Rural counties are characterized by aging populations, low incomes, and social isolation. Many young people have departed in search of urban jobs; poverty lurks in many hollows; and the local social fabric has many holes. Despite these obvious urgent needs, an old adage still rings true: Urban counties have difficulty coping with all the latest changes; rural counties still wait for these changes to arrive.
The problem of keeping rural counties abreast of their urban counterparts is especially pronounced in the behavioral health and in the intellectual development/developmental disability (ID/DD) fields. Today, most providers in these fields are located in our urban centers. Many rural counties have no providers at all. As a very pointed example, about 85% of US counties have either inadequate or no mental health services at all. The vast majority of these counties are rural.
What can be done to begin to redress these unacceptable imbalances?
First, as a matter of routine practice, federal and state agencies must make a deliberate and planned effort to balance grant and contract awards between urban and rural counties. Today, this is not always done. There are many reasons why this occurs: urban counties frequently write better proposals; federal and state agencies prefer to administer a smaller number of larger grants or contracts, etc. As a result, rural counties often are left out. Such biases need to be recognized and addressed. One potentially promising way to address this issue is to require urban counties to mentor their rural cousins.
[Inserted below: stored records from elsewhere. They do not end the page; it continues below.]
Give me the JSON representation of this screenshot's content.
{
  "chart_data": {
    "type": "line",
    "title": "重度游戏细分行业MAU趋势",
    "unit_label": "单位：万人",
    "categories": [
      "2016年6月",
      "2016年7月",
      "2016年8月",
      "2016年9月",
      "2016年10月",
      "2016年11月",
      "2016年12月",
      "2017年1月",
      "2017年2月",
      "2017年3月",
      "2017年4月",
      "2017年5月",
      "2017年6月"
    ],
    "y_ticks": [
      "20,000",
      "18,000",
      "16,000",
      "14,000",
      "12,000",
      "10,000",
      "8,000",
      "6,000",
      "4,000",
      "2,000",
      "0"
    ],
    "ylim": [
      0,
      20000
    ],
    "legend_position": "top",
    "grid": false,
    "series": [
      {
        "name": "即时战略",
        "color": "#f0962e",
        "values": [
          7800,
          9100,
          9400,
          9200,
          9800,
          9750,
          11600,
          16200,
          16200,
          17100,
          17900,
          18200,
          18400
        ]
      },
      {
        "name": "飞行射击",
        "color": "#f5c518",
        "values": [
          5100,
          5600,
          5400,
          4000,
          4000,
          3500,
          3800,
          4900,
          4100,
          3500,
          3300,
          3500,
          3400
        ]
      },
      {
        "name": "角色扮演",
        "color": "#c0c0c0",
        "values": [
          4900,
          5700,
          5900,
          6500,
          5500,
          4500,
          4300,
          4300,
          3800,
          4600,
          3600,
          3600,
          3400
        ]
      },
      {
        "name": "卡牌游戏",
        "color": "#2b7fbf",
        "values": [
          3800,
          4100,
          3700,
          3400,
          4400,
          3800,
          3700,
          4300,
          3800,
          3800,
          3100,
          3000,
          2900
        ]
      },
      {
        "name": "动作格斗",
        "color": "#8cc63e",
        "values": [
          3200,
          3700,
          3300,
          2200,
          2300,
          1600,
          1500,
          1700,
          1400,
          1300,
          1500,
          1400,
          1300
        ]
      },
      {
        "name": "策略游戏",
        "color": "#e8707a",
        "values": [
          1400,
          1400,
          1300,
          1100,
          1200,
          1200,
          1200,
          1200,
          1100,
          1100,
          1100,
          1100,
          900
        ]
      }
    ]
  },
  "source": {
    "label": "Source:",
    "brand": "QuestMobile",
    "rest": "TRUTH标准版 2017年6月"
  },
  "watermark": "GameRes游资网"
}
Second, federal and state agencies must develop specific programs for rural counties. Rural counties are likely to have both infrastructure and program deficits not experienced by urban counties. Further, these rural counties may need additional technical assistance in order to take advantage of federal and state programs. Such TA should be planned as part of federal and state program development targeted toward rural counties. This will require grant and contract announcements directed specifically toward rural counties.
Third, federal and state agencies must work closely together to train and incentivize behavioral health and ID/DD providers to work in rural counties. Although some excellent programs exist today, such as the HRSA National Health Service Corps, much, much more needs to be done. Workforce shortages now are at crisis levels.
Fourth, federal and state agencies must work together to implement tele-health outreach for rural counties. This will require development of infrastructure and changes in state-to-state legal restrictions on clinical practice.
Each of these recommended actions actually should be much easier to undertake today compared with a decade ago. The 2008 Mental Health Parity and Addiction Equity Act requires parity between behavioral health and general medical insurance benefits and their management not only in urban counties, but also in rural counties. Parity requirements can provide a very strong rationale for federal and state action in rural counties to improve behavioral health and ID/DD services.